Documentation

canoncorr

Canonical correlation

Syntax

[A,B] = canoncorr(X,Y)
[A,B,r] = canoncorr(X,Y)
[A,B,r,U,V] = canoncorr(X,Y)
[A,B,r,U,V,stats] = canoncorr(X,Y)

Description

[A,B] = canoncorr(X,Y) computes the sample canonical coefficients for the n-by-d1 and n-by-d2 data matrices X and Y. X and Y must have the same number of observations (rows) but can have different numbers of variables (columns). A and B are d1-by-d and d2-by-d matrices, where d = min(rank(X),rank(Y)). The jth columns of A and B contain the canonical coefficients, i.e., the linear combination of variables making up the jth canonical variable for X and Y, respectively. Columns of A and B are scaled to make the covariance matrices of the canonical variables the identity matrix (see U and V below). If X or Y is less than full rank, canoncorr gives a warning and returns zeros in the rows of A or B corresponding to dependent columns of X or Y.

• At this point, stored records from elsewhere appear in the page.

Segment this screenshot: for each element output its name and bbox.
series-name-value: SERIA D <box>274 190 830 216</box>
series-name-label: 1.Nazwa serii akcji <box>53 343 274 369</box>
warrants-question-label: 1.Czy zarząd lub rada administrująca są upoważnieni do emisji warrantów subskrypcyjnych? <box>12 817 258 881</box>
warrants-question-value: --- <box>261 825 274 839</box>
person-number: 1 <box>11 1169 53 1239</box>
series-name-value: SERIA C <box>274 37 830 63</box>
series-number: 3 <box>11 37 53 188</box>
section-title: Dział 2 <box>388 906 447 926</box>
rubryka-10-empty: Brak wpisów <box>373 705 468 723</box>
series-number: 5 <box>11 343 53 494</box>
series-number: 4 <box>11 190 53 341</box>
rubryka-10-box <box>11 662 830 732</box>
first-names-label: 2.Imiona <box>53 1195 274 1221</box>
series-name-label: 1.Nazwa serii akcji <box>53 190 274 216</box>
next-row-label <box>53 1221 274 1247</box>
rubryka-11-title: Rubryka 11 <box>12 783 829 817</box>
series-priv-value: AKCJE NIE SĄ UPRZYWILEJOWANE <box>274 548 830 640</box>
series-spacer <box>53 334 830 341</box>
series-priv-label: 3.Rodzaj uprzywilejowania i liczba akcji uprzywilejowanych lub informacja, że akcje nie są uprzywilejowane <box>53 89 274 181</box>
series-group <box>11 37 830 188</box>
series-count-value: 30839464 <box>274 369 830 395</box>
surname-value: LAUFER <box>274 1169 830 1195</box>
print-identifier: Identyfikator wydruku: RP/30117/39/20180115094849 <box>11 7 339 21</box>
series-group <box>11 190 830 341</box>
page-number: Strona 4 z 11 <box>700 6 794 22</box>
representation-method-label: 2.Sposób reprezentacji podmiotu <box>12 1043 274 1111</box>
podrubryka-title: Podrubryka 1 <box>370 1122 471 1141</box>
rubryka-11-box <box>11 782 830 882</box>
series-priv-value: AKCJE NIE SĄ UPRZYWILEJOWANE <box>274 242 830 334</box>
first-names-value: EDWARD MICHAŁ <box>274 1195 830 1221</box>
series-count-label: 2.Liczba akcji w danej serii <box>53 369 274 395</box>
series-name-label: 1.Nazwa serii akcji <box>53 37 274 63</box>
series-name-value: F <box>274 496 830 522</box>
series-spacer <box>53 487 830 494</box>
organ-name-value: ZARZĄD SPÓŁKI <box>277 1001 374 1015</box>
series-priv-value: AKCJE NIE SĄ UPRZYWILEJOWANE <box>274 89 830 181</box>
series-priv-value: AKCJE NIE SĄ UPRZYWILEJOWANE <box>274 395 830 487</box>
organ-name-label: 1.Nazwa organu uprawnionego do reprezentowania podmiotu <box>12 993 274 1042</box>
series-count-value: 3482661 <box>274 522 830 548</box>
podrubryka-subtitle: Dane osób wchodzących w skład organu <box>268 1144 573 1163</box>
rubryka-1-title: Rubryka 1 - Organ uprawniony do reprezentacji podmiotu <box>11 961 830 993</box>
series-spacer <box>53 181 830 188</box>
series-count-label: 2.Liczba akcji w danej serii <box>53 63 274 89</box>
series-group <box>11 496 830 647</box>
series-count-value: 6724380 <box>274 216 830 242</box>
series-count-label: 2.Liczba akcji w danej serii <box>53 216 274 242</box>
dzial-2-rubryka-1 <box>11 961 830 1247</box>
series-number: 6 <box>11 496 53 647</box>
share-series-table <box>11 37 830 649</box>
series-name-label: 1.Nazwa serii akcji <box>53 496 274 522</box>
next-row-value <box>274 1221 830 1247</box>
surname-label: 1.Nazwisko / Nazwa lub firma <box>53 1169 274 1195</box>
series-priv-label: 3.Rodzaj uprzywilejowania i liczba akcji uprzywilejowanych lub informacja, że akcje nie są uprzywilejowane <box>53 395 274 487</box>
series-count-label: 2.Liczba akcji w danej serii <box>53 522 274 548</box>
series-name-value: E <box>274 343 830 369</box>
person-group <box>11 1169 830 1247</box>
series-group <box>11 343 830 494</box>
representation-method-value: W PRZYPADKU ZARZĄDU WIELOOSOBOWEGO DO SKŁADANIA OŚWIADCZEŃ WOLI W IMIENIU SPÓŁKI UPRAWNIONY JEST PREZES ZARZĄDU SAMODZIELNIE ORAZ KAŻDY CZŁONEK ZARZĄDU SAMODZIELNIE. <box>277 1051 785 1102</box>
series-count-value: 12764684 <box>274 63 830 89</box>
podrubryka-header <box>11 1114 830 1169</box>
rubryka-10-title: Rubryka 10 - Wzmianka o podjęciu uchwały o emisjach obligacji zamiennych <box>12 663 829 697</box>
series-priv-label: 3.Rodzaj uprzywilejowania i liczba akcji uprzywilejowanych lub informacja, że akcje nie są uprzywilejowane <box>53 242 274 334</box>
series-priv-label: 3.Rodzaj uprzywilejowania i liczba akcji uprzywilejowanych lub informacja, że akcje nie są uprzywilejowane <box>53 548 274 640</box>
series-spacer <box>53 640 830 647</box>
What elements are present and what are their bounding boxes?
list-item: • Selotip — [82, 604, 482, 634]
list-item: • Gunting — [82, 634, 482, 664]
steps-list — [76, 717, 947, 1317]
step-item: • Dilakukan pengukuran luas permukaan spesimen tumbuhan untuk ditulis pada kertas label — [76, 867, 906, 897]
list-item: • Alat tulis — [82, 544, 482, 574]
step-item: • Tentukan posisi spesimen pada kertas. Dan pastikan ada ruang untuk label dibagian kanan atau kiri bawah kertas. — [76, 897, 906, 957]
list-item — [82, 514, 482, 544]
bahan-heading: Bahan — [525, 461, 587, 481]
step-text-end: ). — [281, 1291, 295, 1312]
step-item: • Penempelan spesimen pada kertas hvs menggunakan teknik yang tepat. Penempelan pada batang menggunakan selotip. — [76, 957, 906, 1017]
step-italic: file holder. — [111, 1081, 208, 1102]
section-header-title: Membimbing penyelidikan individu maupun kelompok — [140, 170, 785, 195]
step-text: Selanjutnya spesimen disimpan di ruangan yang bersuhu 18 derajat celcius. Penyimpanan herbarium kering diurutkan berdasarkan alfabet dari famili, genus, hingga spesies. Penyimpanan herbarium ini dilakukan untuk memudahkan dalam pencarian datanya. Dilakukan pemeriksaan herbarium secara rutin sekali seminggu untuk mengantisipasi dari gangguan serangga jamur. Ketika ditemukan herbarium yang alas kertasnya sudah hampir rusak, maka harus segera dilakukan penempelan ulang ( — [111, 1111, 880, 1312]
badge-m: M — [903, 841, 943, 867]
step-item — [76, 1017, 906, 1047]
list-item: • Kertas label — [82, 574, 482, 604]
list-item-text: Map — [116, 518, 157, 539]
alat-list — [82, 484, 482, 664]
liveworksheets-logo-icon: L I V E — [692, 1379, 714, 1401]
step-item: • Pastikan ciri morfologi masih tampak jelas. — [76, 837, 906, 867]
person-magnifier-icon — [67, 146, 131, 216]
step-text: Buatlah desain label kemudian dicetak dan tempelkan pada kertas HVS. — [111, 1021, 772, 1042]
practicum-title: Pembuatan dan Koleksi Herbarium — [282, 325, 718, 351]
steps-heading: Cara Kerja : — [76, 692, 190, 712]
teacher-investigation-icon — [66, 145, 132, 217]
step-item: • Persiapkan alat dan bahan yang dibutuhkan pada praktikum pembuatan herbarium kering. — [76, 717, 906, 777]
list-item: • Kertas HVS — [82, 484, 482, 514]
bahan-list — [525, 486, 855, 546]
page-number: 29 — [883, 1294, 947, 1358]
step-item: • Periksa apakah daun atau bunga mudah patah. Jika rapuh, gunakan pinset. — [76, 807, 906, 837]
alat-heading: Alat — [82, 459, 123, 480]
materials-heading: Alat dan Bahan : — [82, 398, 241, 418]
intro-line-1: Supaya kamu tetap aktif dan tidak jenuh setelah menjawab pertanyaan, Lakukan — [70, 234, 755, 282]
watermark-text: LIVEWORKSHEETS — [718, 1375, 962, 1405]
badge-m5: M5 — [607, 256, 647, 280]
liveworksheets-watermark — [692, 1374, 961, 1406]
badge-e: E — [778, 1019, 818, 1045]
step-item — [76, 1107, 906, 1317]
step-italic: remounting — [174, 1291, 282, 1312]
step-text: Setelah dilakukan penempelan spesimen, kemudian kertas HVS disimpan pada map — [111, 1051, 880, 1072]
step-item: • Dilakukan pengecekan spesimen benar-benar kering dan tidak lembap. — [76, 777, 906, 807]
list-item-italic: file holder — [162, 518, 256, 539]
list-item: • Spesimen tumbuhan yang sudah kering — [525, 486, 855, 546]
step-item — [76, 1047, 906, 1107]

[A,B,r] = canoncorr(X,Y) also returns a 1-by-d vector containing the sample canonical correlations. The jth element of r is the correlation between the jth columns of U and V (see below).

[A,B,r,U,V] = canoncorr(X,Y) also returns the canonical variables, scores. U and V are n-by-d matrices computed as

U = (X-repmat(mean(X),N,1))*A
V = (Y-repmat(mean(Y),N,1))*B

[A,B,r,U,V,stats] = canoncorr(X,Y) also returns a structure stats containing information relating to the sequence of d null hypotheses ${H}_{0}^{\left(k\right)}$, that the (k+1)st through dth correlations are all zero, for k = 0:(d-1). stats contains seven fields, each a 1-by-d vector with elements corresponding to the values of k, as described in the following table:

FieldDescription
Wilks

Wilks' lambda (likelihood ratio) statistic

df1

Degrees of freedom for the chi-squared statistic, and the numerator degrees of freedom for the F statistic

df2

Denominator degrees of freedom for the F statistic

F

Rao's approximate F statistic for ${H}_{0}^{\left(k\right)}$

pF

Right-tail significance level for F

chisq

Bartlett's approximate chi-squared statistic for ${H}_{0}^{\left(k\right)}$ with Lawley's modification

pChisq

Right-tail significance level for chisq

stats has two other fields (dfe and p) which are equal to df1 and pChisq, respectively, and exist for historical reasons.

Examples

collapse all

X = [Displacement Horsepower Weight Acceleration MPG];
nans = sum(isnan(X),2) > 0;

Compute the sample canonical correlation.

[A,B,r,U,V] = canoncorr(X(~nans,1:3),X(~nans,4:5));

Plot the canonical variables scores.

plot(U(:,1),V(:,1),'.')
xlabel('0.0025*Disp+0.020*HP-0.000025*Wgt')
ylabel('-0.17*Accel-0.092*MPG')

References

[1] Krzanowski, W. J. Principles of Multivariate Analysis: A User's Perspective. New York: Oxford University Press, 1988.

[2] Seber, G. A. F. Multivariate Observations. Hoboken, NJ: John Wiley & Sons, Inc., 1984.